6. If a standalone (i.e., algorithm only without human-in-the-loop performance) was done:

Yes, in a sense. The FilmArray RP EZ is a fully automated, standalone diagnostic system. The "algorithm only" performance is inherent in the device's ability to process the sample, perform PCR, and interpret the melt curve analysis to generate a result. The external control study demonstrated that the device itself (operated by an intended user) accurately produced results for known control materials. The results reported (e.g., 98.9% overall correct) represent the standalone performance of the device when operated by its intended user, as the interpretation of the results is automated by the device's software.

7. The Type of Ground Truth Used:

For the external control testing, the ground truth was known composition of control materials. The external controls (M265, M266, M267) were manufactured with a defined positive (containing all FilmArray RP EZ analytes) or negative (containing no analytes) composition.

8. The Sample Size for the Training Set:

The document explicitly states that "User training on use of the FilmArray RP EZ was limited to the training video and quick guide provided with the EZ system." There isn't a formally described "training set" in the context of machine learning model development.

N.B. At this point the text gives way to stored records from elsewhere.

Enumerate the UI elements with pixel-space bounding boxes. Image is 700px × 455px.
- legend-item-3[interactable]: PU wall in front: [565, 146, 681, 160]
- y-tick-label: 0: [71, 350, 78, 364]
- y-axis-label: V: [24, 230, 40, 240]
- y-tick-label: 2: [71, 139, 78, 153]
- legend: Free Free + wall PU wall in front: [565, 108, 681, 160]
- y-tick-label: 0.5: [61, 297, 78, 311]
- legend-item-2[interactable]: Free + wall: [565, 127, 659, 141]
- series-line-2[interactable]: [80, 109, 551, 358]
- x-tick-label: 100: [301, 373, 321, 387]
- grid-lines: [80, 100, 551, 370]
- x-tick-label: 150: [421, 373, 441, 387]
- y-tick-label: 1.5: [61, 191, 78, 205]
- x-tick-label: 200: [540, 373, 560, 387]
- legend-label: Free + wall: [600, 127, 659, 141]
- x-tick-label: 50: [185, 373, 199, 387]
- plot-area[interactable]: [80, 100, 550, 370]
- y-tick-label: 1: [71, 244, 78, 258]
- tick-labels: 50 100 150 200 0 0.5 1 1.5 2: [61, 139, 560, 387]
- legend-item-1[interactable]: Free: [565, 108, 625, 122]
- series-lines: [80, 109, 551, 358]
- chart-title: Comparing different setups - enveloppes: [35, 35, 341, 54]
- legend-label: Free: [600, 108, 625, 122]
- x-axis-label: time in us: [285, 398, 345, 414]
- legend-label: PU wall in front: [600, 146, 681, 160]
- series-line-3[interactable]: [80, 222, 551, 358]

The users in this study received standard instructional materials provided with the device.

9. How the Ground Truth for the Training Set Was Established:

As there was no formal "training set" in the machine learning sense, this question is not directly applicable. The "training" for the human users was provided through the manufacturer's training video and quick guide, which would convey the correct operational procedures and interpretation guidelines for the device. The ground truth for the device's internal algorithm (which is the "AI" component here, though not explicitly termed AI) was established through extensive analytical and clinical studies described in previous 510(k) submissions (K103175, K110764, K120267, K123620, K143080), as referenced in the document. These foundational studies would have leveraged expert consensus, comparator methods (like PCR, culture, and sequencing), and clinical outcomes data to establish the ground truth for pathogen detection.